La poesía, como actividad que, en principio, obvia los lenguajes de la política y el mercado, se sitúa habitualmente en un delicado equilibrio técnico: el escritor debe poner atención para no precipitarse en el abismo del ridículo o el lugar común. En definitiva, no se trataría tanto de reproducir la emoción sobre el papel, como de comprometerse con el ritmo y la imagen para construir una realidad nueva. José Ángel Valente (a quien ya cité en la columna anterior) decía que el error está en tratar de leer el poema como una novela, en lugar de apreciarlo como un cuadro.
Los grandes poetas no acostumbran a ser prolíficos. Los versos completos de, por ejemplo, T.S. Eliot, Claudio Rodríguez o Jaime Gil de Biedma apenas ocupan un puñado de páginas. No es sorprendente, ya que existe un larguísimo forcejeo con la materia poética donde el uso de cada voz decide la suerte de la obra en su conjunto. Sin embargo, como decía el propio Gil de Biedma, en poesía «el único error es escribir malos poemas». Hay aproximaciones para todos los gustos, pero, al menos, permitan una preferencia general por los autores recónditos y escondidos; por aquellos que hicieron de su don un oficio de artesano.
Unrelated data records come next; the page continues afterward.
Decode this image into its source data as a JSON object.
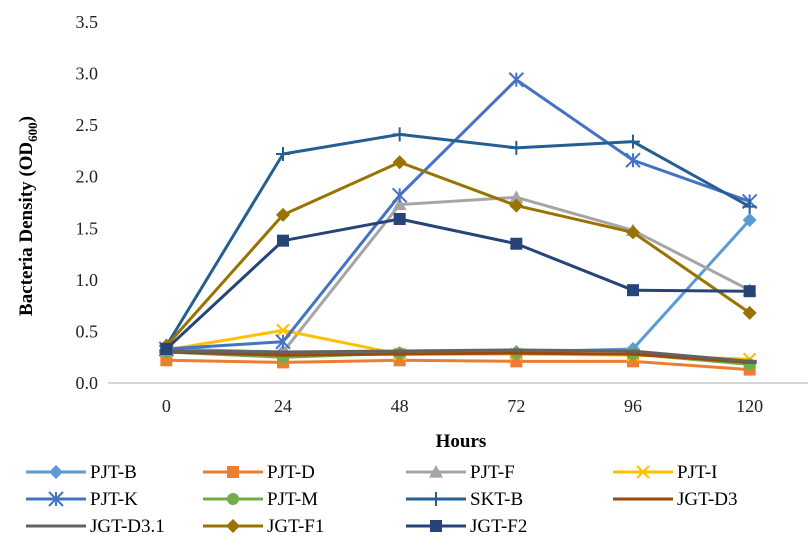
{
  "chart_data": {
    "type": "line",
    "title": "",
    "xlabel": "Hours",
    "ylabel": "Bacteria Density (OD",
    "ylabel_sub": "600",
    "ylabel_close": ")",
    "x": [
      0,
      24,
      48,
      72,
      96,
      120
    ],
    "x_tick_labels": [
      "0",
      "24",
      "48",
      "72",
      "96",
      "120"
    ],
    "ylim": [
      0,
      3.5
    ],
    "y_tick_labels": [
      "0.0",
      "0.5",
      "1.0",
      "1.5",
      "2.0",
      "2.5",
      "3.0",
      "3.5"
    ],
    "grid": false,
    "legend_position": "bottom",
    "series": [
      {
        "name": "PJT-B",
        "color": "#5B9BD5",
        "marker": "diamond",
        "values": [
          0.33,
          0.3,
          0.29,
          0.3,
          0.33,
          1.58
        ]
      },
      {
        "name": "PJT-D",
        "color": "#ED7D31",
        "marker": "square",
        "values": [
          0.22,
          0.2,
          0.22,
          0.21,
          0.21,
          0.13
        ]
      },
      {
        "name": "PJT-F",
        "color": "#A5A5A5",
        "marker": "triangle",
        "values": [
          0.31,
          0.3,
          1.73,
          1.8,
          1.48,
          0.9
        ]
      },
      {
        "name": "PJT-I",
        "color": "#FFC000",
        "marker": "x",
        "values": [
          0.32,
          0.51,
          0.28,
          0.28,
          0.27,
          0.23
        ]
      },
      {
        "name": "PJT-K",
        "color": "#4472C4",
        "marker": "star",
        "values": [
          0.33,
          0.4,
          1.82,
          2.94,
          2.16,
          1.76
        ]
      },
      {
        "name": "PJT-M",
        "color": "#70AD47",
        "marker": "circle",
        "values": [
          0.3,
          0.25,
          0.29,
          0.29,
          0.28,
          0.18
        ]
      },
      {
        "name": "SKT-B",
        "color": "#255E91",
        "marker": "plus",
        "values": [
          0.36,
          2.22,
          2.41,
          2.28,
          2.34,
          1.71
        ]
      },
      {
        "name": "JGT-D3",
        "color": "#9E480E",
        "marker": "dash",
        "values": [
          0.3,
          0.27,
          0.28,
          0.29,
          0.28,
          0.2
        ]
      },
      {
        "name": "JGT-D3.1",
        "color": "#636363",
        "marker": "dash",
        "values": [
          0.31,
          0.3,
          0.31,
          0.32,
          0.31,
          0.21
        ]
      },
      {
        "name": "JGT-F1",
        "color": "#997300",
        "marker": "diamond",
        "values": [
          0.36,
          1.63,
          2.14,
          1.72,
          1.46,
          0.68
        ]
      },
      {
        "name": "JGT-F2",
        "color": "#264478",
        "marker": "square",
        "values": [
          0.33,
          1.38,
          1.59,
          1.35,
          0.9,
          0.89
        ]
      }
    ]
  }
}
En este grupo de autores a los que siempre hay que esperar se encuentra la reaparecida Blanca Andreu, una gran poeta escasa que brilló en su juventud y ahora prefiere un alejamiento consciente del meollo; un jardín, lecturas sin exhibiciones y paseos por el parque con su perro.
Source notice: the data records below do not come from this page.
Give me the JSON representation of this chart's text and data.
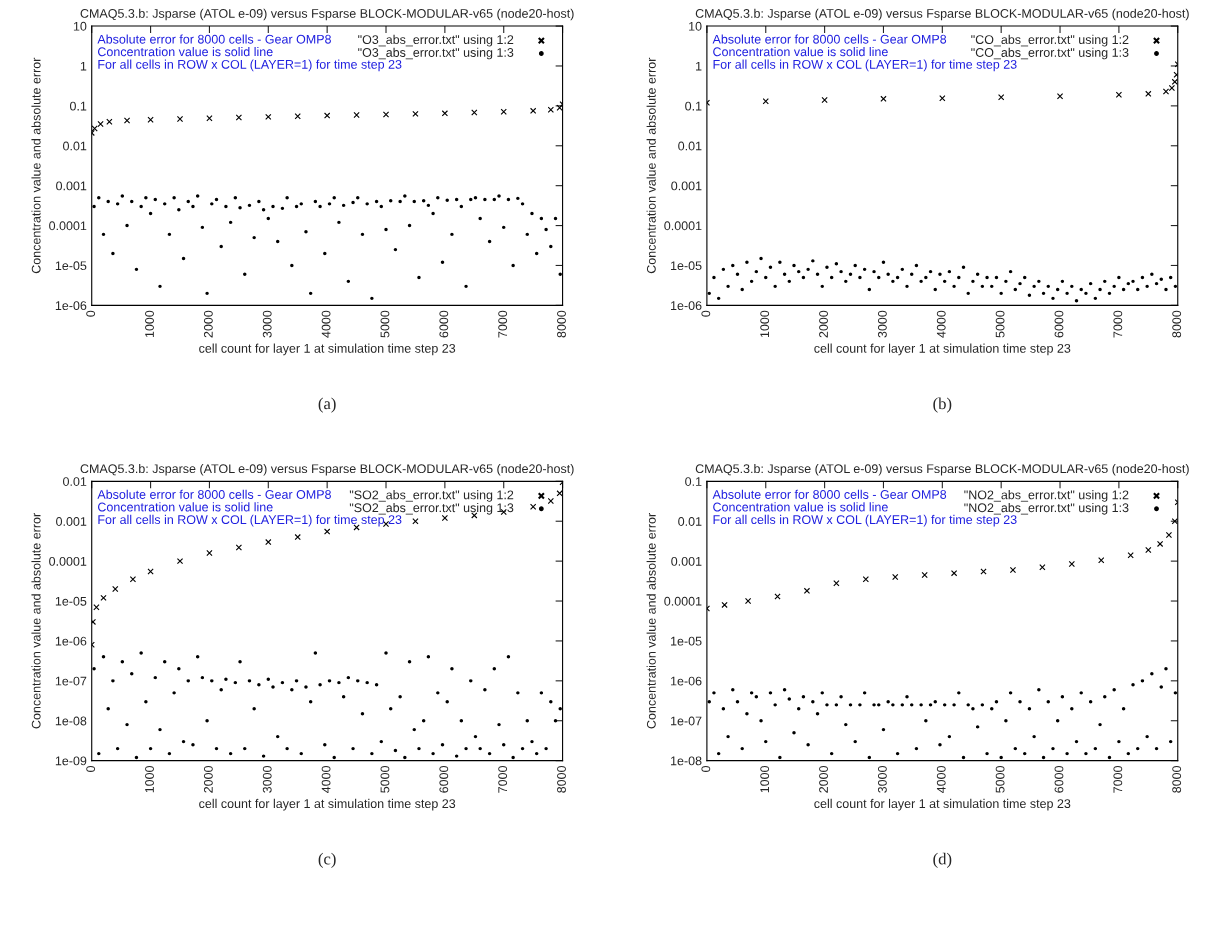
{
  "chart_data": [
    {
      "type": "scatter",
      "title": "CMAQ5.3.b: Jsparse (ATOL e-09) versus Fsparse BLOCK-MODULAR-v65 (node20-host)",
      "xlabel": "cell count for layer 1 at simulation time step 23",
      "ylabel": "Concentration value and absolute error",
      "annotations": [
        "Absolute error for 8000 cells - Gear OMP8",
        "Concentration value is solid line",
        "For all cells in ROW x COL (LAYER=1) for time step 23",
        "(a)"
      ],
      "log": "y",
      "xlim": [
        0,
        8000
      ],
      "xticks": [
        0,
        1000,
        2000,
        3000,
        4000,
        5000,
        6000,
        7000,
        8000
      ],
      "ylim": [
        1e-06,
        10
      ],
      "yticks": [
        1e-06,
        1e-05,
        0.0001,
        0.001,
        0.01,
        0.1,
        1,
        10
      ],
      "legend": "top right",
      "grid": false,
      "series": [
        {
          "name": "\"O3_abs_error.txt\" using 1:2",
          "color": "#000000",
          "marker": "cross",
          "x": [
            0,
            50,
            150,
            300,
            600,
            1000,
            1500,
            2000,
            2500,
            3000,
            3500,
            4000,
            4500,
            5000,
            5500,
            6000,
            6500,
            7000,
            7500,
            7800,
            7950,
            8000
          ],
          "values": [
            0.021,
            0.027,
            0.035,
            0.04,
            0.043,
            0.045,
            0.047,
            0.049,
            0.051,
            0.053,
            0.055,
            0.057,
            0.059,
            0.061,
            0.063,
            0.065,
            0.068,
            0.071,
            0.075,
            0.08,
            0.09,
            0.11
          ]
        },
        {
          "name": "\"O3_abs_error.txt\" using 1:3",
          "color": "#000000",
          "marker": "circle",
          "x": [
            40,
            120,
            200,
            280,
            360,
            440,
            520,
            600,
            680,
            760,
            840,
            920,
            1000,
            1080,
            1160,
            1240,
            1320,
            1400,
            1480,
            1560,
            1640,
            1720,
            1800,
            1880,
            1960,
            2040,
            2120,
            2200,
            2280,
            2360,
            2440,
            2520,
            2600,
            2680,
            2760,
            2840,
            2920,
            3000,
            3080,
            3160,
            3240,
            3320,
            3400,
            3480,
            3560,
            3640,
            3720,
            3800,
            3880,
            3960,
            4040,
            4120,
            4200,
            4280,
            4360,
            4440,
            4520,
            4600,
            4680,
            4760,
            4840,
            4920,
            5000,
            5080,
            5160,
            5240,
            5320,
            5400,
            5480,
            5560,
            5640,
            5720,
            5800,
            5880,
            5960,
            6040,
            6120,
            6200,
            6280,
            6360,
            6440,
            6520,
            6600,
            6680,
            6760,
            6840,
            6920,
            7000,
            7080,
            7160,
            7240,
            7320,
            7400,
            7480,
            7560,
            7640,
            7720,
            7800,
            7880,
            7960
          ],
          "values": [
            0.0003,
            0.0005,
            6e-05,
            0.0004,
            2e-05,
            0.00035,
            0.00055,
            0.0001,
            0.0004,
            8e-06,
            0.0003,
            0.0005,
            0.0002,
            0.00045,
            3e-06,
            0.00035,
            6e-05,
            0.0005,
            0.00025,
            1.5e-05,
            0.0004,
            0.0003,
            0.00055,
            9e-05,
            2e-06,
            0.00035,
            0.00045,
            3e-05,
            0.0003,
            0.00012,
            0.0005,
            0.00028,
            6e-06,
            0.00032,
            5e-05,
            0.0004,
            0.00025,
            0.00015,
            0.0003,
            4e-05,
            0.00027,
            0.0005,
            1e-05,
            0.0003,
            0.00035,
            7e-05,
            2e-06,
            0.0004,
            0.0003,
            2e-05,
            0.00035,
            0.0005,
            0.00012,
            0.00032,
            4e-06,
            0.00038,
            0.0005,
            6e-05,
            0.00035,
            1.5e-06,
            0.0004,
            0.0003,
            8e-05,
            0.00042,
            2.5e-05,
            0.0004,
            0.00055,
            0.0001,
            0.0004,
            5e-06,
            0.00042,
            0.00032,
            0.0002,
            0.0005,
            1.2e-05,
            0.00043,
            6e-05,
            0.00045,
            0.0003,
            3e-06,
            0.00045,
            0.0005,
            0.00015,
            0.00045,
            4e-05,
            0.00045,
            0.00055,
            9e-05,
            0.00045,
            1e-05,
            0.00048,
            0.00035,
            6e-05,
            0.0002,
            2e-05,
            0.00015,
            8e-05,
            3e-05,
            0.00015,
            6e-06
          ]
        }
      ]
    },
    {
      "type": "scatter",
      "title": "CMAQ5.3.b: Jsparse (ATOL e-09) versus Fsparse BLOCK-MODULAR-v65 (node20-host)",
      "xlabel": "cell count for layer 1 at simulation time step 23",
      "ylabel": "Concentration value and absolute error",
      "annotations": [
        "Absolute error for 8000 cells - Gear OMP8",
        "Concentration value is solid line",
        "For all cells in ROW x COL (LAYER=1) for time step 23",
        "(b)"
      ],
      "log": "y",
      "xlim": [
        0,
        8000
      ],
      "xticks": [
        0,
        1000,
        2000,
        3000,
        4000,
        5000,
        6000,
        7000,
        8000
      ],
      "ylim": [
        1e-06,
        10
      ],
      "yticks": [
        1e-06,
        1e-05,
        0.0001,
        0.001,
        0.01,
        0.1,
        1,
        10
      ],
      "legend": "top right",
      "grid": false,
      "series": [
        {
          "name": "\"CO_abs_error.txt\" using 1:2",
          "color": "#000000",
          "marker": "cross",
          "x": [
            0,
            1000,
            2000,
            3000,
            4000,
            5000,
            6000,
            7000,
            7500,
            7800,
            7900,
            7950,
            7980,
            8000
          ],
          "values": [
            0.12,
            0.13,
            0.14,
            0.15,
            0.155,
            0.165,
            0.175,
            0.19,
            0.2,
            0.23,
            0.28,
            0.4,
            0.6,
            1.1
          ]
        },
        {
          "name": "\"CO_abs_error.txt\" using 1:3",
          "color": "#000000",
          "marker": "circle",
          "x": [
            40,
            120,
            200,
            280,
            360,
            440,
            520,
            600,
            680,
            760,
            840,
            920,
            1000,
            1080,
            1160,
            1240,
            1320,
            1400,
            1480,
            1560,
            1640,
            1720,
            1800,
            1880,
            1960,
            2040,
            2120,
            2200,
            2280,
            2360,
            2440,
            2520,
            2600,
            2680,
            2760,
            2840,
            2920,
            3000,
            3080,
            3160,
            3240,
            3320,
            3400,
            3480,
            3560,
            3640,
            3720,
            3800,
            3880,
            3960,
            4040,
            4120,
            4200,
            4280,
            4360,
            4440,
            4520,
            4600,
            4680,
            4760,
            4840,
            4920,
            5000,
            5080,
            5160,
            5240,
            5320,
            5400,
            5480,
            5560,
            5640,
            5720,
            5800,
            5880,
            5960,
            6040,
            6120,
            6200,
            6280,
            6360,
            6440,
            6520,
            6600,
            6680,
            6760,
            6840,
            6920,
            7000,
            7080,
            7160,
            7240,
            7320,
            7400,
            7480,
            7560,
            7640,
            7720,
            7800,
            7880,
            7960
          ],
          "values": [
            2e-06,
            5e-06,
            1.5e-06,
            8e-06,
            3e-06,
            1e-05,
            6e-06,
            2.5e-06,
            1.2e-05,
            4e-06,
            7e-06,
            1.5e-05,
            5e-06,
            9e-06,
            3e-06,
            1.2e-05,
            6e-06,
            4e-06,
            1e-05,
            7e-06,
            5e-06,
            8e-06,
            1.3e-05,
            6e-06,
            3e-06,
            9e-06,
            5e-06,
            1.1e-05,
            7e-06,
            4e-06,
            6e-06,
            1e-05,
            5e-06,
            8e-06,
            2.5e-06,
            7e-06,
            5e-06,
            1.2e-05,
            6e-06,
            4e-06,
            5e-06,
            8e-06,
            3e-06,
            6e-06,
            1e-05,
            4e-06,
            5e-06,
            7e-06,
            2.5e-06,
            6e-06,
            4e-06,
            7e-06,
            3e-06,
            5e-06,
            9e-06,
            2e-06,
            4e-06,
            6e-06,
            3e-06,
            5e-06,
            3e-06,
            5e-06,
            2e-06,
            4e-06,
            7e-06,
            2.5e-06,
            3.5e-06,
            5e-06,
            1.8e-06,
            3e-06,
            4e-06,
            2e-06,
            3e-06,
            1.5e-06,
            2.5e-06,
            4e-06,
            2e-06,
            3e-06,
            1.3e-06,
            2.5e-06,
            2e-06,
            3.5e-06,
            1.5e-06,
            2.5e-06,
            4e-06,
            2e-06,
            3e-06,
            5e-06,
            2.5e-06,
            3.5e-06,
            4e-06,
            2.5e-06,
            5e-06,
            3e-06,
            6e-06,
            3.5e-06,
            4.5e-06,
            2.5e-06,
            5e-06,
            3e-06
          ]
        }
      ]
    },
    {
      "type": "scatter",
      "title": "CMAQ5.3.b: Jsparse (ATOL e-09) versus Fsparse BLOCK-MODULAR-v65 (node20-host)",
      "xlabel": "cell count for layer 1 at simulation time step 23",
      "ylabel": "Concentration value and absolute error",
      "annotations": [
        "Absolute error for 8000 cells - Gear OMP8",
        "Concentration value is solid line",
        "For all cells in ROW x COL (LAYER=1) for time step 23",
        "(c)"
      ],
      "log": "y",
      "xlim": [
        0,
        8000
      ],
      "xticks": [
        0,
        1000,
        2000,
        3000,
        4000,
        5000,
        6000,
        7000,
        8000
      ],
      "ylim": [
        1e-09,
        0.01
      ],
      "yticks": [
        1e-09,
        1e-08,
        1e-07,
        1e-06,
        1e-05,
        0.0001,
        0.001,
        0.01
      ],
      "legend": "top right",
      "grid": false,
      "series": [
        {
          "name": "\"SO2_abs_error.txt\" using 1:2",
          "color": "#000000",
          "marker": "cross",
          "x": [
            0,
            20,
            80,
            200,
            400,
            700,
            1000,
            1500,
            2000,
            2500,
            3000,
            3500,
            4000,
            4500,
            5000,
            5500,
            6000,
            6500,
            7000,
            7500,
            7800,
            7950,
            8000
          ],
          "values": [
            8e-07,
            3e-06,
            7e-06,
            1.2e-05,
            2e-05,
            3.5e-05,
            5.5e-05,
            0.0001,
            0.00016,
            0.00022,
            0.0003,
            0.0004,
            0.00055,
            0.0007,
            0.00085,
            0.001,
            0.0012,
            0.0014,
            0.0017,
            0.0023,
            0.0032,
            0.005,
            0.0095
          ]
        },
        {
          "name": "\"SO2_abs_error.txt\" using 1:3",
          "color": "#000000",
          "marker": "circle",
          "x": [
            40,
            120,
            200,
            280,
            360,
            440,
            520,
            600,
            680,
            760,
            840,
            920,
            1000,
            1080,
            1160,
            1240,
            1320,
            1400,
            1480,
            1560,
            1640,
            1720,
            1800,
            1880,
            1960,
            2040,
            2120,
            2200,
            2280,
            2360,
            2440,
            2520,
            2600,
            2680,
            2760,
            2840,
            2920,
            3000,
            3080,
            3160,
            3240,
            3320,
            3400,
            3480,
            3560,
            3640,
            3720,
            3800,
            3880,
            3960,
            4040,
            4120,
            4200,
            4280,
            4360,
            4440,
            4520,
            4600,
            4680,
            4760,
            4840,
            4920,
            5000,
            5080,
            5160,
            5240,
            5320,
            5400,
            5480,
            5560,
            5640,
            5720,
            5800,
            5880,
            5960,
            6040,
            6120,
            6200,
            6280,
            6360,
            6440,
            6520,
            6600,
            6680,
            6760,
            6840,
            6920,
            7000,
            7080,
            7160,
            7240,
            7320,
            7400,
            7480,
            7560,
            7640,
            7720,
            7800,
            7880,
            7960
          ],
          "values": [
            2e-07,
            1.5e-09,
            4e-07,
            2e-08,
            1e-07,
            2e-09,
            3e-07,
            8e-09,
            1.5e-07,
            1.2e-09,
            5e-07,
            3e-08,
            2e-09,
            1.2e-07,
            6e-09,
            3e-07,
            1.5e-09,
            5e-08,
            2e-07,
            3e-09,
            1e-07,
            2.5e-09,
            4e-07,
            1.2e-07,
            1e-08,
            1e-07,
            2e-09,
            6e-08,
            1.1e-07,
            1.5e-09,
            9e-08,
            3e-07,
            2e-09,
            1e-07,
            2e-08,
            8e-08,
            1.3e-09,
            1.1e-07,
            7e-08,
            4e-09,
            9e-08,
            2e-09,
            6e-08,
            1e-07,
            1.5e-09,
            7e-08,
            3e-08,
            5e-07,
            8e-08,
            2.5e-09,
            1e-07,
            1.2e-09,
            9e-08,
            4e-08,
            1.2e-07,
            2e-09,
            1e-07,
            1.5e-08,
            9e-08,
            1.5e-09,
            8e-08,
            3e-09,
            5e-07,
            2e-08,
            1.8e-09,
            4e-08,
            1.2e-09,
            3e-07,
            6e-09,
            2e-09,
            1e-08,
            4e-07,
            1.5e-09,
            5e-08,
            2.5e-09,
            3e-08,
            2e-07,
            1.3e-09,
            1e-08,
            2e-09,
            1e-07,
            4e-09,
            2e-09,
            6e-08,
            1.5e-09,
            2e-07,
            8e-09,
            2.5e-09,
            4e-07,
            1.2e-09,
            5e-08,
            2e-09,
            1e-08,
            3e-09,
            1.5e-09,
            5e-08,
            2e-09,
            3e-08,
            1e-08,
            2e-08
          ]
        }
      ]
    },
    {
      "type": "scatter",
      "title": "CMAQ5.3.b: Jsparse (ATOL e-09) versus Fsparse BLOCK-MODULAR-v65 (node20-host)",
      "xlabel": "cell count for layer 1 at simulation time step 23",
      "ylabel": "Concentration value and absolute error",
      "annotations": [
        "Absolute error for 8000 cells - Gear OMP8",
        "Concentration value is solid line",
        "For all cells in ROW x COL (LAYER=1) for time step 23",
        "(d)"
      ],
      "log": "y",
      "xlim": [
        0,
        8000
      ],
      "xticks": [
        0,
        1000,
        2000,
        3000,
        4000,
        5000,
        6000,
        7000,
        8000
      ],
      "ylim": [
        1e-08,
        0.1
      ],
      "yticks": [
        1e-08,
        1e-07,
        1e-06,
        1e-05,
        0.0001,
        0.001,
        0.01,
        0.1
      ],
      "legend": "top right",
      "grid": false,
      "series": [
        {
          "name": "\"NO2_abs_error.txt\" using 1:2",
          "color": "#000000",
          "marker": "cross",
          "x": [
            0,
            300,
            700,
            1200,
            1700,
            2200,
            2700,
            3200,
            3700,
            4200,
            4700,
            5200,
            5700,
            6200,
            6700,
            7200,
            7500,
            7700,
            7850,
            7950,
            8000
          ],
          "values": [
            6.5e-05,
            8e-05,
            0.0001,
            0.00013,
            0.00018,
            0.00028,
            0.00035,
            0.0004,
            0.00045,
            0.0005,
            0.00055,
            0.0006,
            0.0007,
            0.00085,
            0.00105,
            0.0014,
            0.0019,
            0.0027,
            0.0045,
            0.01,
            0.03
          ]
        },
        {
          "name": "\"NO2_abs_error.txt\" using 1:3",
          "color": "#000000",
          "marker": "circle",
          "x": [
            40,
            120,
            200,
            280,
            360,
            440,
            520,
            600,
            680,
            760,
            840,
            920,
            1000,
            1080,
            1160,
            1240,
            1320,
            1400,
            1480,
            1560,
            1640,
            1720,
            1800,
            1880,
            1960,
            2040,
            2120,
            2200,
            2280,
            2360,
            2440,
            2520,
            2600,
            2680,
            2760,
            2840,
            2920,
            3000,
            3080,
            3160,
            3240,
            3320,
            3400,
            3480,
            3560,
            3640,
            3720,
            3800,
            3880,
            3960,
            4040,
            4120,
            4200,
            4280,
            4360,
            4440,
            4520,
            4600,
            4680,
            4760,
            4840,
            4920,
            5000,
            5080,
            5160,
            5240,
            5320,
            5400,
            5480,
            5560,
            5640,
            5720,
            5800,
            5880,
            5960,
            6040,
            6120,
            6200,
            6280,
            6360,
            6440,
            6520,
            6600,
            6680,
            6760,
            6840,
            6920,
            7000,
            7080,
            7160,
            7240,
            7320,
            7400,
            7480,
            7560,
            7640,
            7720,
            7800,
            7880,
            7960
          ],
          "values": [
            3e-07,
            5e-07,
            1.5e-08,
            2e-07,
            4e-08,
            6e-07,
            3e-07,
            2e-08,
            1.5e-07,
            5e-07,
            4e-07,
            1e-07,
            3e-08,
            5e-07,
            2.5e-07,
            1.2e-08,
            6e-07,
            3.5e-07,
            5e-08,
            2e-07,
            4e-07,
            2.5e-08,
            3e-07,
            1.5e-07,
            5e-07,
            2.5e-07,
            1.5e-08,
            2.5e-07,
            4e-07,
            8e-08,
            2.5e-07,
            3e-08,
            2.5e-07,
            5e-07,
            1.2e-08,
            2.5e-07,
            2.5e-07,
            6e-08,
            3e-07,
            2.5e-07,
            1.5e-08,
            2.5e-07,
            4e-07,
            2.5e-07,
            2e-08,
            2.5e-07,
            1e-07,
            2.5e-07,
            3e-07,
            2.5e-08,
            2.5e-07,
            4e-08,
            2.5e-07,
            5e-07,
            1.2e-08,
            2.5e-07,
            2e-07,
            7e-08,
            2.5e-07,
            1.5e-08,
            2e-07,
            3e-07,
            1.2e-08,
            1e-07,
            5e-07,
            2e-08,
            3e-07,
            1.5e-08,
            2e-07,
            4e-08,
            6e-07,
            1.2e-08,
            3e-07,
            2e-08,
            1e-07,
            4e-07,
            1.5e-08,
            2e-07,
            3e-08,
            5e-07,
            1.5e-08,
            3e-07,
            2e-08,
            8e-08,
            4e-07,
            1.2e-08,
            6e-07,
            3e-08,
            2e-07,
            1.5e-08,
            8e-07,
            2e-08,
            1e-06,
            4e-08,
            1.5e-06,
            2e-08,
            7e-07,
            2e-06,
            3e-08,
            5e-07
          ]
        }
      ]
    }
  ]
}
Hay, por lo tanto, un peligro (o una gracia) de conversión del poeta en poema. Entregarse a las musas puede alejarnos de la ciudad y sus delirios, pero, al mismo tiempo, permite una asunción más perfecta de la realidad del prójimo. En este tira y afloja se producen los desdoblamientos más notables, como el de Wallace Stevens quien, a la pregunta «¿para qué sirve un poeta?» contestaba «para lo mismo que usted y, además, para escribir poemas». Una respuesta que refleja la aventura de la poesía como acto de extrema intimidad frente a la exposición artificiosa de poder y belleza a la que nos obligan.